En cybersécurité, modéliser le déroulement d'une attaque aide à savoir où et comment se défendre. La cyber kill chain, développée par Lockheed Martin, décompose une intrusion en sept étapes séquentielles :
1. Reconnaissance : l'attaquant sélectionne sa cible, la recherche et tente d'identifier les vulnérabilités du réseau visé.
2. Armement : l'attaquant crée un logiciel malveillant, comme un virus ou un ver, lui permettant d'accéder à distance à la cible en exploitant une ou plusieurs vulnérabilités du système.
3. Livraison : l'attaquant transmet l'arme à la cible (par exemple via une pièce jointe d'e-mail, un site web piégé ou une clé USB).
4. Exploitation : le code du logiciel malveillant se déclenche et agit sur le réseau cible pour exploiter la vulnérabilité identifiée.
5. Installation : le logiciel malveillant installe un point d'accès (une porte dérobée) utilisable par un attaquant externe.
6. Commandement et contrôle (C2) : le logiciel malveillant offre à l'attaquant un accès permanent au réseau cible.
7. Actions sur l'objectif : l'attaquant agit pour atteindre ses objectifs — exfiltration de données, destruction de données ou chiffrement contre rançon.

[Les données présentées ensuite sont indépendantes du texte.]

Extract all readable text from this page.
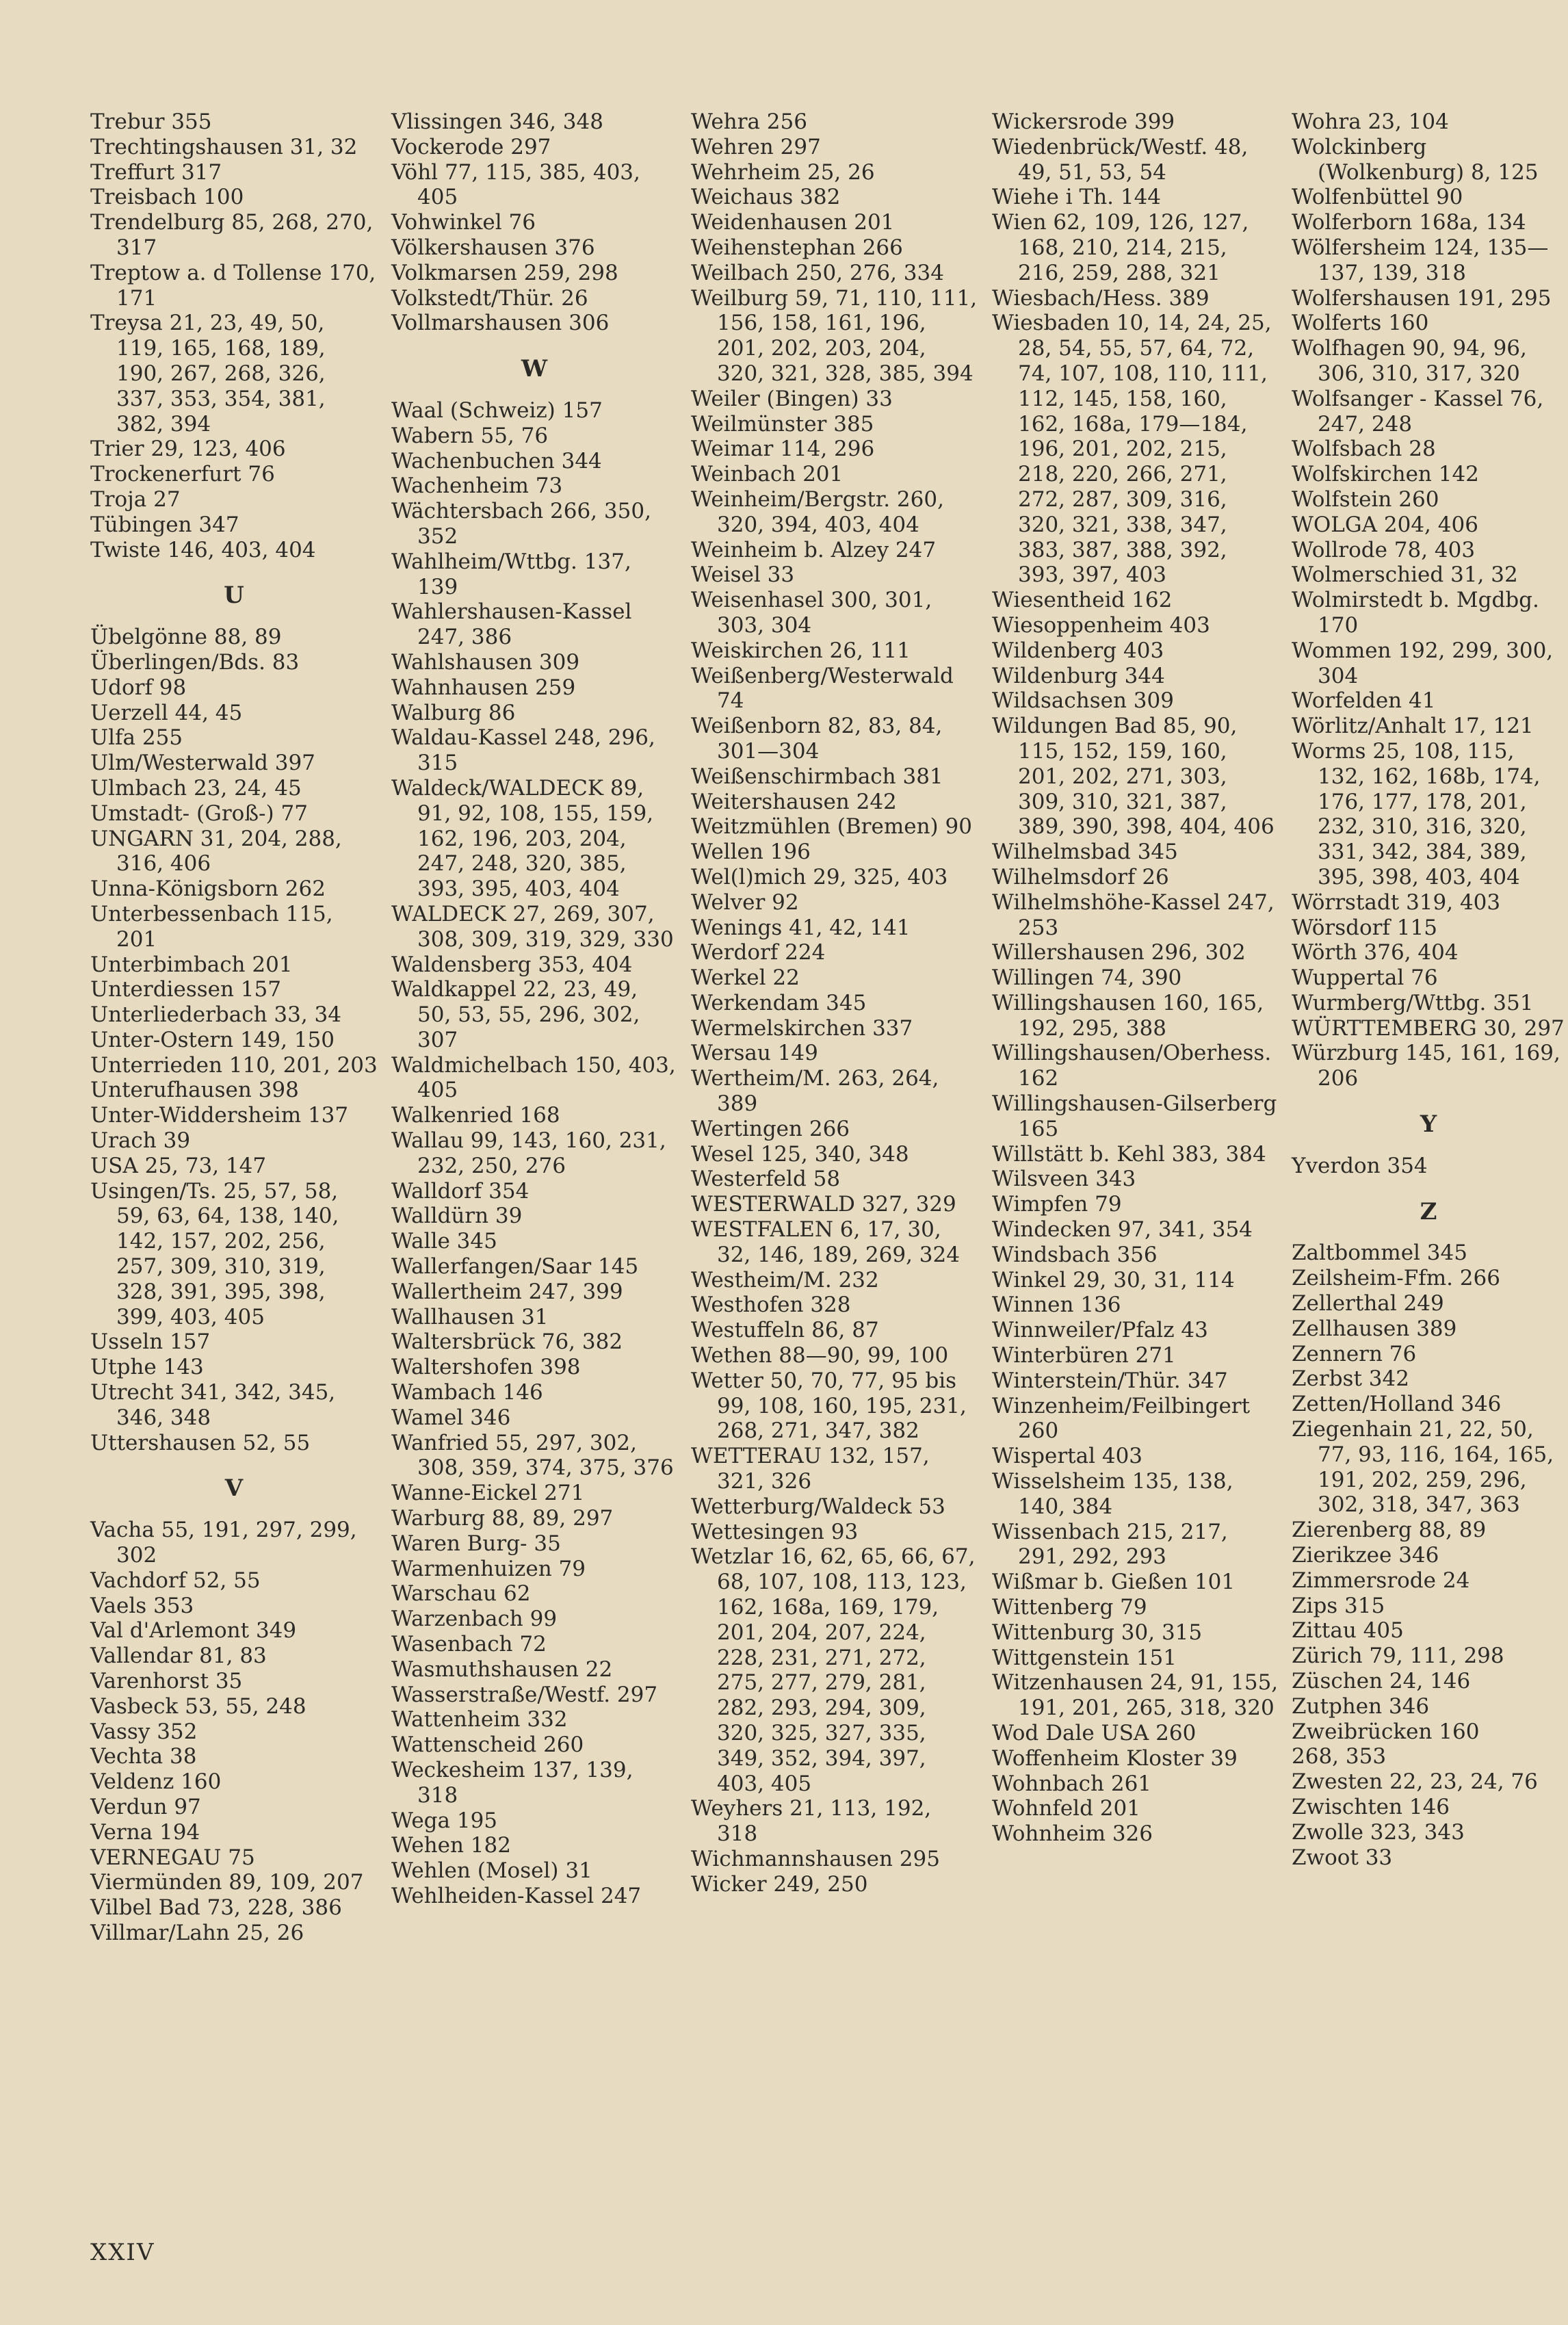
Trebur 355
Trechtingshausen 31, 32
Treffurt 317
Treisbach 100
Trendelburg 85, 268, 270, 317
Treptow a. d Tollense 170, 171
Treysa 21, 23, 49, 50, 119, 165, 168, 189, 190, 267, 268, 326, 337, 353, 354, 381, 382, 394
Trier 29, 123, 406
Trockenerfurt 76
Troja 27
Tübingen 347
Twiste 146, 403, 404
U
Übelgönne 88, 89
Überlingen/Bds. 83
Udorf 98
Uerzell 44, 45
Ulfa 255
Ulm/Westerwald 397
Ulmbach 23, 24, 45
Umstadt- (Groß-) 77
UNGARN 31, 204, 288, 316, 406
Unna-Königsborn 262
Unterbessenbach 115, 201
Unterbimbach 201
Unterdiessen 157
Unterliederbach 33, 34
Unter-Ostern 149, 150
Unterrieden 110, 201, 203
Unterufhausen 398
Unter-Widdersheim 137
Urach 39
USA 25, 73, 147
Usingen/Ts. 25, 57, 58, 59, 63, 64, 138, 140, 142, 157, 202, 256, 257, 309, 310, 319, 328, 391, 395, 398, 399, 403, 405
Usseln 157
Utphe 143
Utrecht 341, 342, 345, 346, 348
Uttershausen 52, 55
V
Vacha 55, 191, 297, 299, 302
Vachdorf 52, 55
Vaels 353
Val d'Arlemont 349
Vallendar 81, 83
Varenhorst 35
Vasbeck 53, 55, 248
Vassy 352
Vechta 38
Veldenz 160
Verdun 97
Verna 194
VERNEGAU 75
Viermünden 89, 109, 207
Vilbel Bad 73, 228, 386
Villmar/Lahn 25, 26
Vlissingen 346, 348
Vockerode 297
Vöhl 77, 115, 385, 403, 405
Vohwinkel 76
Völkershausen 376
Volkmarsen 259, 298
Volkstedt/Thür. 26
Vollmarshausen 306
W
Waal (Schweiz) 157
Wabern 55, 76
Wachenbuchen 344
Wachenheim 73
Wächtersbach 266, 350, 352
Wahlheim/Wttbg. 137, 139
Wahlershausen-Kassel 247, 386
Wahlshausen 309
Wahnhausen 259
Walburg 86
Waldau-Kassel 248, 296, 315
Waldeck/WALDECK 89, 91, 92, 108, 155, 159, 162, 196, 203, 204, 247, 248, 320, 385, 393, 395, 403, 404
WALDECK 27, 269, 307, 308, 309, 319, 329, 330
Waldensberg 353, 404
Waldkappel 22, 23, 49, 50, 53, 55, 296, 302, 307
Waldmichelbach 150, 403, 405
Walkenried 168
Wallau 99, 143, 160, 231, 232, 250, 276
Walldorf 354
Walldürn 39
Walle 345
Wallerfangen/Saar 145
Wallertheim 247, 399
Wallhausen 31
Waltersbrück 76, 382
Waltershofen 398
Wambach 146
Wamel 346
Wanfried 55, 297, 302, 308, 359, 374, 375, 376
Wanne-Eickel 271
Warburg 88, 89, 297
Waren Burg- 35
Warmenhuizen 79
Warschau 62
Warzenbach 99
Wasenbach 72
Wasmuthshausen 22
Wasserstraße/Westf. 297
Wattenheim 332
Wattenscheid 260
Weckesheim 137, 139, 318
Wega 195
Wehen 182
Wehlen (Mosel) 31
Wehlheiden-Kassel 247
Wehra 256
Wehren 297
Wehrheim 25, 26
Weichaus 382
Weidenhausen 201
Weihenstephan 266
Weilbach 250, 276, 334
Weilburg 59, 71, 110, 111, 156, 158, 161, 196, 201, 202, 203, 204, 320, 321, 328, 385, 394
Weiler (Bingen) 33
Weilmünster 385
Weimar 114, 296
Weinbach 201
Weinheim/Bergstr. 260, 320, 394, 403, 404
Weinheim b. Alzey 247
Weisel 33
Weisenhasel 300, 301, 303, 304
Weiskirchen 26, 111
Weißenberg/Westerwald 74
Weißenborn 82, 83, 84, 301—304
Weißenschirmbach 381
Weitershausen 242
Weitzmühlen (Bremen) 90
Wellen 196
Wel(l)mich 29, 325, 403
Welver 92
Wenings 41, 42, 141
Werdorf 224
Werkel 22
Werkendam 345
Wermelskirchen 337
Wersau 149
Wertheim/M. 263, 264, 389
Wertingen 266
Wesel 125, 340, 348
Westerfeld 58
WESTERWALD 327, 329
WESTFALEN 6, 17, 30, 32, 146, 189, 269, 324
Westheim/M. 232
Westhofen 328
Westuffeln 86, 87
Wethen 88—90, 99, 100
Wetter 50, 70, 77, 95 bis 99, 108, 160, 195, 231, 268, 271, 347, 382
WETTERAU 132, 157, 321, 326
Wetterburg/Waldeck 53
Wettesingen 93
Wetzlar 16, 62, 65, 66, 67, 68, 107, 108, 113, 123, 162, 168a, 169, 179, 201, 204, 207, 224, 228, 231, 271, 272, 275, 277, 279, 281, 282, 293, 294, 309, 320, 325, 327, 335, 349, 352, 394, 397, 403, 405
Weyhers 21, 113, 192, 318
Wichmannshausen 295
Wicker 249, 250
Wickersrode 399
Wiedenbrück/Westf. 48, 49, 51, 53, 54
Wiehe i Th. 144
Wien 62, 109, 126, 127, 168, 210, 214, 215, 216, 259, 288, 321
Wiesbach/Hess. 389
Wiesbaden 10, 14, 24, 25, 28, 54, 55, 57, 64, 72, 74, 107, 108, 110, 111, 112, 145, 158, 160, 162, 168a, 179—184, 196, 201, 202, 215, 218, 220, 266, 271, 272, 287, 309, 316, 320, 321, 338, 347, 383, 387, 388, 392, 393, 397, 403
Wiesentheid 162
Wiesoppenheim 403
Wildenberg 403
Wildenburg 344
Wildsachsen 309
Wildungen Bad 85, 90, 115, 152, 159, 160, 201, 202, 271, 303, 309, 310, 321, 387, 389, 390, 398, 404, 406
Wilhelmsbad 345
Wilhelmsdorf 26
Wilhelmshöhe-Kassel 247, 253
Willershausen 296, 302
Willingen 74, 390
Willingshausen 160, 165, 192, 295, 388
Willingshausen/Oberhess. 162
Willingshausen-Gilserberg 165
Willstätt b. Kehl 383, 384
Wilsveen 343
Wimpfen 79
Windecken 97, 341, 354
Windsbach 356
Winkel 29, 30, 31, 114
Winnen 136
Winnweiler/Pfalz 43
Winterbüren 271
Winterstein/Thür. 347
Winzenheim/Feilbingert 260
Wispertal 403
Wisselsheim 135, 138, 140, 384
Wissenbach 215, 217, 291, 292, 293
Wißmar b. Gießen 101
Wittenberg 79
Wittenburg 30, 315
Wittgenstein 151
Witzenhausen 24, 91, 155, 191, 201, 265, 318, 320
Wod Dale USA 260
Woffenheim Kloster 39
Wohnbach 261
Wohnfeld 201
Wohnheim 326
Wohra 23, 104
Wolckinberg (Wolkenburg) 8, 125
Wolfenbüttel 90
Wolferborn 168a, 134
Wölfersheim 124, 135—137, 139, 318
Wolfershausen 191, 295
Wolferts 160
Wolfhagen 90, 94, 96, 306, 310, 317, 320
Wolfsanger - Kassel 76, 247, 248
Wolfsbach 28
Wolfskirchen 142
Wolfstein 260
WOLGA 204, 406
Wollrode 78, 403
Wolmerschied 31, 32
Wolmirstedt b. Mgdbg. 170
Wommen 192, 299, 300, 304
Worfelden 41
Wörlitz/Anhalt 17, 121
Worms 25, 108, 115, 132, 162, 168b, 174, 176, 177, 178, 201, 232, 310, 316, 320, 331, 342, 384, 389, 395, 398, 403, 404
Wörrstadt 319, 403
Wörsdorf 115
Wörth 376, 404
Wuppertal 76
Wurmberg/Wttbg. 351
WÜRTTEMBERG 30, 297
Würzburg 145, 161, 169, 206
Y
Yverdon 354
Z
Zaltbommel 345
Zeilsheim-Ffm. 266
Zellerthal 249
Zellhausen 389
Zennern 76
Zerbst 342
Zetten/Holland 346
Ziegenhain 21, 22, 50, 77, 93, 116, 164, 165, 191, 202, 259, 296, 302, 318, 347, 363
Zierenberg 88, 89
Zierikzee 346
Zimmersrode 24
Zips 315
Zittau 405
Zürich 79, 111, 298
Züschen 24, 146
Zutphen 346
Zweibrücken 160
268, 353
Zwesten 22, 23, 24, 76
Zwischten 146
Zwolle 323, 343
Zwoot 33
XXIV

L'intérêt principal de ce modèle est défensif : chaque étape offre un point de rupture possible. Bloquer une intrusion à l'étape 2 ou 3 (filtrage d'e-mails, sensibilisation au phishing) coûte bien moins cher qu'intervenir à l'étape 6 ou 7, une fois l'attaquant déjà installé durablement. C'est aussi la logique derrière la défense en profondeur : superposer des contrôles à chaque maillon plutôt que de miser sur une seule barrière.
La cyber kill chain a depuis été critiquée pour son caractère linéaire, peu adapté aux attaques modernes (menaces internes, compromission de la chaîne d'approvisionnement) — d'où l'émergence de modèles complémentaires comme MITRE ATT&CK, plus granulaire et régulièrement mis à jour à partir d'attaques réellement observées.